Tracey Tsai a VP at Gartner spoke on Entering the Era of Digital Business, she warned that leveraging IoT in the immediate future means that you’re going to have to take smaller orders. This emerging ecosystem is highly fragmented and taking small orders of 3000 hardly seems worth the effort. However, looking to 2018 these smaller orders are going to add up to today’s volumes from the larger manufacturers. If you say no to smaller volumes now, you might find yourself orderless in the future. Business are going to have to change the way the manufacture to evolve with the market.

A little gem that I would be remiss in not passing along are Gartner’s Top 10 predictions for 2016, they put them out towards the end of last year, but it’s the first time I’d seen them so I thought I’d share.

1. By 2018, 20% of all business content will be authored by machines
2. By 2018, 6 Billion connected things will be requesting support
3. By 2020, autonomous software agents outside of human control will participate in 5% of all economic transactions
4. By 2018, more than 3 Million workers globally will be supervised by a “robot boss”
5. By year end 2018, 20% of all smart buildings will have suffered from digital vandalism
6. By 2018, 50% of the fastest growing companies will have fewer employees than instances of smart machines.
7. By year end 2018, customers digital assistants will recognize individuals by face and voice across channels and partners
8. By 2018, 2 Million employees will be required to wear health and fitness tracking devices as a condition of employment
9. By 2020, smart agents will facilitate 40% of mobile interactions, and the post app era will begin to dominate
10. Through 2020 95% of cloud security failures will be the customer’s fault

These predictions paint a picture where robots and humans are truly standing side by side.


In the world today, more people have typed on glass than they have on a real keyboard. With the tide effectively turned it’s hard to imagine that we’re already approaching a new era where the dominance of the glass screen could even be called into question.

We have been working towards people becoming more computer literate but it seems that the computers are finally people literate.

The design beyond the screen is a broad and transformative concept, it encompasses changes in the relationships between humans and machines and between machines and other machines. Good design beyond the screen makes interaction more fluid and elevates both people and machines to do their best work. This means creating a solid infrastructure.
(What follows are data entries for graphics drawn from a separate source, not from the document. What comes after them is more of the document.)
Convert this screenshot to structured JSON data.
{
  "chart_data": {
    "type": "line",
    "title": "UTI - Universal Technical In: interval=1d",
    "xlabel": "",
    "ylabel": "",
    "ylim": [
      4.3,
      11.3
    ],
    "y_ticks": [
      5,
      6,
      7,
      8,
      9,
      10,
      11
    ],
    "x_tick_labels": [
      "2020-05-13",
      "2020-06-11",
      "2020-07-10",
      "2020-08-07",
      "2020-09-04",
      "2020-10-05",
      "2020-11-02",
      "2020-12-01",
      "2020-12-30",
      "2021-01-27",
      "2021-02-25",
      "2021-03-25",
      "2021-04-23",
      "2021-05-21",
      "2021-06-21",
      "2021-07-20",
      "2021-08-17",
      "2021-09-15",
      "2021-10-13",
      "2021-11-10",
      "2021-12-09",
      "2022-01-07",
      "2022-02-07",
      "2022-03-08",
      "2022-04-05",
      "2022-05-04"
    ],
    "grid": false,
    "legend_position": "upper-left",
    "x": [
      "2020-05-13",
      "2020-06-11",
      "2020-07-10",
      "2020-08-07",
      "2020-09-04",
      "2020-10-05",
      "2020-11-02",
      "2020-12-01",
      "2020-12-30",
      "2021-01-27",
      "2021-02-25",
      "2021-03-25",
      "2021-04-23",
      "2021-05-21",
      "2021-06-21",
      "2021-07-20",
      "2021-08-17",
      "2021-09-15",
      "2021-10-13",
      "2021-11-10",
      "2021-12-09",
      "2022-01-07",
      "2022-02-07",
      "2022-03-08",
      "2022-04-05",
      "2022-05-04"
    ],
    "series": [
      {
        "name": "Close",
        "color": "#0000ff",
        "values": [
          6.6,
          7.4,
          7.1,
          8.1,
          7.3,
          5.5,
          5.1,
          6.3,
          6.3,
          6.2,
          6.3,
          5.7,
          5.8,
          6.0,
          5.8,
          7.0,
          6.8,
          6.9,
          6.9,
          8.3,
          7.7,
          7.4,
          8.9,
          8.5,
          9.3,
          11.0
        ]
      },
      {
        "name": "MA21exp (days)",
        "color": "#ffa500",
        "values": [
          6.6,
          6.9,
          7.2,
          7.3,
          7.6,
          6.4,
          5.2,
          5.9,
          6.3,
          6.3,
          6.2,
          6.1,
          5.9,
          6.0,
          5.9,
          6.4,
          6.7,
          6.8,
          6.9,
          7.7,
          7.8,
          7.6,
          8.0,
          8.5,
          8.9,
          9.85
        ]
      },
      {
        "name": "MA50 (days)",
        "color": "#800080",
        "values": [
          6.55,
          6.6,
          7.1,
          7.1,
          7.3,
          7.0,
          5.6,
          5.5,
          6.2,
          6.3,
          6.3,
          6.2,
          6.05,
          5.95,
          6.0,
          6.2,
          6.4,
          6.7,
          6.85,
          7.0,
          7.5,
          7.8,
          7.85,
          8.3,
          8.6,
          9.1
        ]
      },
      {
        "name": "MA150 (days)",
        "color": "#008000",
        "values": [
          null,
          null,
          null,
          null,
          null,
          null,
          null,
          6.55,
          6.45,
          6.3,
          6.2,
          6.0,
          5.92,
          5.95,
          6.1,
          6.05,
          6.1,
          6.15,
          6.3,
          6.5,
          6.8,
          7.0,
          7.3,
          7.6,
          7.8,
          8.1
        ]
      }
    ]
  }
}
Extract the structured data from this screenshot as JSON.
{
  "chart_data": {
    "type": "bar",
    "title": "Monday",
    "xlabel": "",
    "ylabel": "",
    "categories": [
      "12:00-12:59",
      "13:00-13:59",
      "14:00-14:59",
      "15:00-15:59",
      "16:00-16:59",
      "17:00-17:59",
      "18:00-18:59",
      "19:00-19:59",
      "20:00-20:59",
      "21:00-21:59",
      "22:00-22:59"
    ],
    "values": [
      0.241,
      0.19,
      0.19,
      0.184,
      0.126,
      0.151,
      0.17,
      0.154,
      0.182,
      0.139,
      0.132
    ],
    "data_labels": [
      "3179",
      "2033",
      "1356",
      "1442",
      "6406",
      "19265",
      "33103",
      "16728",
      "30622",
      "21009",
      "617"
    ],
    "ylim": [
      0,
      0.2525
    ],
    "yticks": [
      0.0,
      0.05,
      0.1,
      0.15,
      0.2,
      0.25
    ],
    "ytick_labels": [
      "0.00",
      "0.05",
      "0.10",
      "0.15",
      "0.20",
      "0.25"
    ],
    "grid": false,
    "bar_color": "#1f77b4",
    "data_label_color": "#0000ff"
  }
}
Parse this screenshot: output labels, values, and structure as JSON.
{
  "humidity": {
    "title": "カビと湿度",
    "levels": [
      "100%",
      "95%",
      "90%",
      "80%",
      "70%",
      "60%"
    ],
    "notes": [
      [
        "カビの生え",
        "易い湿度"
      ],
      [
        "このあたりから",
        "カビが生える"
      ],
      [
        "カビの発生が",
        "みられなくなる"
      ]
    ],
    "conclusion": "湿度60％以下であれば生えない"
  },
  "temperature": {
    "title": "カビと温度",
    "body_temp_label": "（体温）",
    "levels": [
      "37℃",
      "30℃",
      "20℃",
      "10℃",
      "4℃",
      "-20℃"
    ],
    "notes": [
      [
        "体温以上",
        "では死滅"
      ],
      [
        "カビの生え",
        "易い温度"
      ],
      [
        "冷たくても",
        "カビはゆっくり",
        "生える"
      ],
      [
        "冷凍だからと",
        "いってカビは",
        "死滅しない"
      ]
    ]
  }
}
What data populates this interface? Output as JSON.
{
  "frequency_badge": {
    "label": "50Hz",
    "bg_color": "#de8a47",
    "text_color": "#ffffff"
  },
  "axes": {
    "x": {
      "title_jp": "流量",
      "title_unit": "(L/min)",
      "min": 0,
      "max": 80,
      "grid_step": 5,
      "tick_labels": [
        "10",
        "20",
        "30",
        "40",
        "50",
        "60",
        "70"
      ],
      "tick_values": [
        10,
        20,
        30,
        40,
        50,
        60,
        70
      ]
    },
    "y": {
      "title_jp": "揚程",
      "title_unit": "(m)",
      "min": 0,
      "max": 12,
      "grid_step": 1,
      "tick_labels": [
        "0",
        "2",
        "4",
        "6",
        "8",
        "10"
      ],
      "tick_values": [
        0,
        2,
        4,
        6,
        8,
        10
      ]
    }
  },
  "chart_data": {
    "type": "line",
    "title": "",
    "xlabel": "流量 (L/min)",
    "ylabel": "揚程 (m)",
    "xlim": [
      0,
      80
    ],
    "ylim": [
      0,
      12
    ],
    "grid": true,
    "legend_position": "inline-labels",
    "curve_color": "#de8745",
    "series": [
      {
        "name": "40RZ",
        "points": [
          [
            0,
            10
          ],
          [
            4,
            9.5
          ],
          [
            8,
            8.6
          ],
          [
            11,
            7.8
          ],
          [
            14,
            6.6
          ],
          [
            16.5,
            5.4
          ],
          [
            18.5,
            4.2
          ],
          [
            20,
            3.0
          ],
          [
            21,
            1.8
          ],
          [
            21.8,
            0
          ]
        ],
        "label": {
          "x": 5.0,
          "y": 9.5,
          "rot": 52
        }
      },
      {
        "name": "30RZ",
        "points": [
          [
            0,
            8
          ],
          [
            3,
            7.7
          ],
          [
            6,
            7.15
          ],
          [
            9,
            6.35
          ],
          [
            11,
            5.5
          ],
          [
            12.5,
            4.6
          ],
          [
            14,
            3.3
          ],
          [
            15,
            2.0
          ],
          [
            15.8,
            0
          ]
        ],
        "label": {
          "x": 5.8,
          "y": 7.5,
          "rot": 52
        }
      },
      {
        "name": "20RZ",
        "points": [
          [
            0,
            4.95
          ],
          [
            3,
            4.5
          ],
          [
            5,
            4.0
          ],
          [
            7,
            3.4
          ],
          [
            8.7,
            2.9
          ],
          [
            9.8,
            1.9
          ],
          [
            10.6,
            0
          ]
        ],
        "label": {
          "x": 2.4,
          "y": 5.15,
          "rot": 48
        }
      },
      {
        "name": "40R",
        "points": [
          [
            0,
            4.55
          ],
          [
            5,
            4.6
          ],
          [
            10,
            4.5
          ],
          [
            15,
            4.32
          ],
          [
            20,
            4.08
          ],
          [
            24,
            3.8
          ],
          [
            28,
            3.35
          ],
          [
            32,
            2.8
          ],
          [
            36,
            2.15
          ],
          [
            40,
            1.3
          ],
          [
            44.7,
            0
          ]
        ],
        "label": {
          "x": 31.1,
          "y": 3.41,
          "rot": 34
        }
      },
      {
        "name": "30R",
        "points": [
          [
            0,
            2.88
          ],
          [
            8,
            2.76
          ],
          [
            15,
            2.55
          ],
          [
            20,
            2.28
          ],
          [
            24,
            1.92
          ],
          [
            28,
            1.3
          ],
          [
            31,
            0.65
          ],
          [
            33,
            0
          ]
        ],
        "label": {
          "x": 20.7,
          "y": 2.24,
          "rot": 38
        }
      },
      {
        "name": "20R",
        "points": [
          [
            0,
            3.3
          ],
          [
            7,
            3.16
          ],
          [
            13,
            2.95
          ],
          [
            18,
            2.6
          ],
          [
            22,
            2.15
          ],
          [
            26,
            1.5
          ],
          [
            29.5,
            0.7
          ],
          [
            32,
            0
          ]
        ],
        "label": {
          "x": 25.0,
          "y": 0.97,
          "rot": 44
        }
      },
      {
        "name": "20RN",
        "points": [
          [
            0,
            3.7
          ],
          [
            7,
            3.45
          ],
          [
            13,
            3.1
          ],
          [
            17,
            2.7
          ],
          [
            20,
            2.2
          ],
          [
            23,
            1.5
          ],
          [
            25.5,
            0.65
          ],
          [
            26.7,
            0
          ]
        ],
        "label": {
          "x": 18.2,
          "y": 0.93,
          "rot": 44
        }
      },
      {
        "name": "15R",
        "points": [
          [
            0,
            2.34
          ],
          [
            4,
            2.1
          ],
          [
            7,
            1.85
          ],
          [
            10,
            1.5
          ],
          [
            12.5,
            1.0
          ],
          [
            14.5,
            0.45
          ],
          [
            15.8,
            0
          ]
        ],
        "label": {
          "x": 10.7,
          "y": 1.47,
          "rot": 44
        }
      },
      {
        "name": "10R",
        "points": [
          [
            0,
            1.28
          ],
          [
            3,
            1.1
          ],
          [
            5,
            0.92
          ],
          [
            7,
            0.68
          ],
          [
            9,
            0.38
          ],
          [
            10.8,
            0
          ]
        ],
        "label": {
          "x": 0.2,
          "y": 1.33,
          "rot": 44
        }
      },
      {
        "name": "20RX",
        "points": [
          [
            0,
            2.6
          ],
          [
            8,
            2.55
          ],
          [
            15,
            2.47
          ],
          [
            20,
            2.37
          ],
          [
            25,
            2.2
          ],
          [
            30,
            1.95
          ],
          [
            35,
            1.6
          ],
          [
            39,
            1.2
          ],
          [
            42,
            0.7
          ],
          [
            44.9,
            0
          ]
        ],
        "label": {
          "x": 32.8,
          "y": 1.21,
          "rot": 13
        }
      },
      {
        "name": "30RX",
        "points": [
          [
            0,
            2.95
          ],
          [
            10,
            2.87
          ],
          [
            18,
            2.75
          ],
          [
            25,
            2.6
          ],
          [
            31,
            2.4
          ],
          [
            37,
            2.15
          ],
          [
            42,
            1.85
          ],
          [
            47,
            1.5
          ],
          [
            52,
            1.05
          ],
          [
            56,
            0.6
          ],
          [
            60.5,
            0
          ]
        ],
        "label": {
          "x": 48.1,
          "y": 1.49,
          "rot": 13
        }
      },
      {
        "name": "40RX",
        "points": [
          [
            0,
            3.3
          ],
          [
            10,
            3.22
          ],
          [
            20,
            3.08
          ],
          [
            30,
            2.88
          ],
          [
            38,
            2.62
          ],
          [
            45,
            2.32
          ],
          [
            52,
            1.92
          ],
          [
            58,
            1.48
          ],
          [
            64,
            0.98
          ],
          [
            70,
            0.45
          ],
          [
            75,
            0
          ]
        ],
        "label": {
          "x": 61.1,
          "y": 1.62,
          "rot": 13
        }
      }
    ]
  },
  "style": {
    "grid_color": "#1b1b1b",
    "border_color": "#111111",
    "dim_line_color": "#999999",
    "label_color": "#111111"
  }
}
This was my first IBM event and what struck me most about the conversation was that they asked the audience to bring them their problems, there was no talk of packaged end to end solutions. Perhaps I’ve been attending a few too many of these types of events recently but everyone is always asking me to drink their kool-aid. Of course IBM feels their solution is the right one, but talking to several attendees they all confirmed that they were there because IBM was serving up customized solutions for their specific problems.

This is likely why Watson is getting such good press these days. “Ross” has just been hired at a lawfirm, fighting the Zika virus on it’s spare time and editing a magazine is not out of reach.

There is a lot of doomsday talk about AI but with fewer young people entering into the market, this generation of problem solvers will need to solve new types of problems and  big questions and Watson can enable a speedier response. I think if we can push Hollywood aside and look at just how much we can get done working alongside robots, we’d see that it’s merely arrogance that assumes that everyone wants what we have.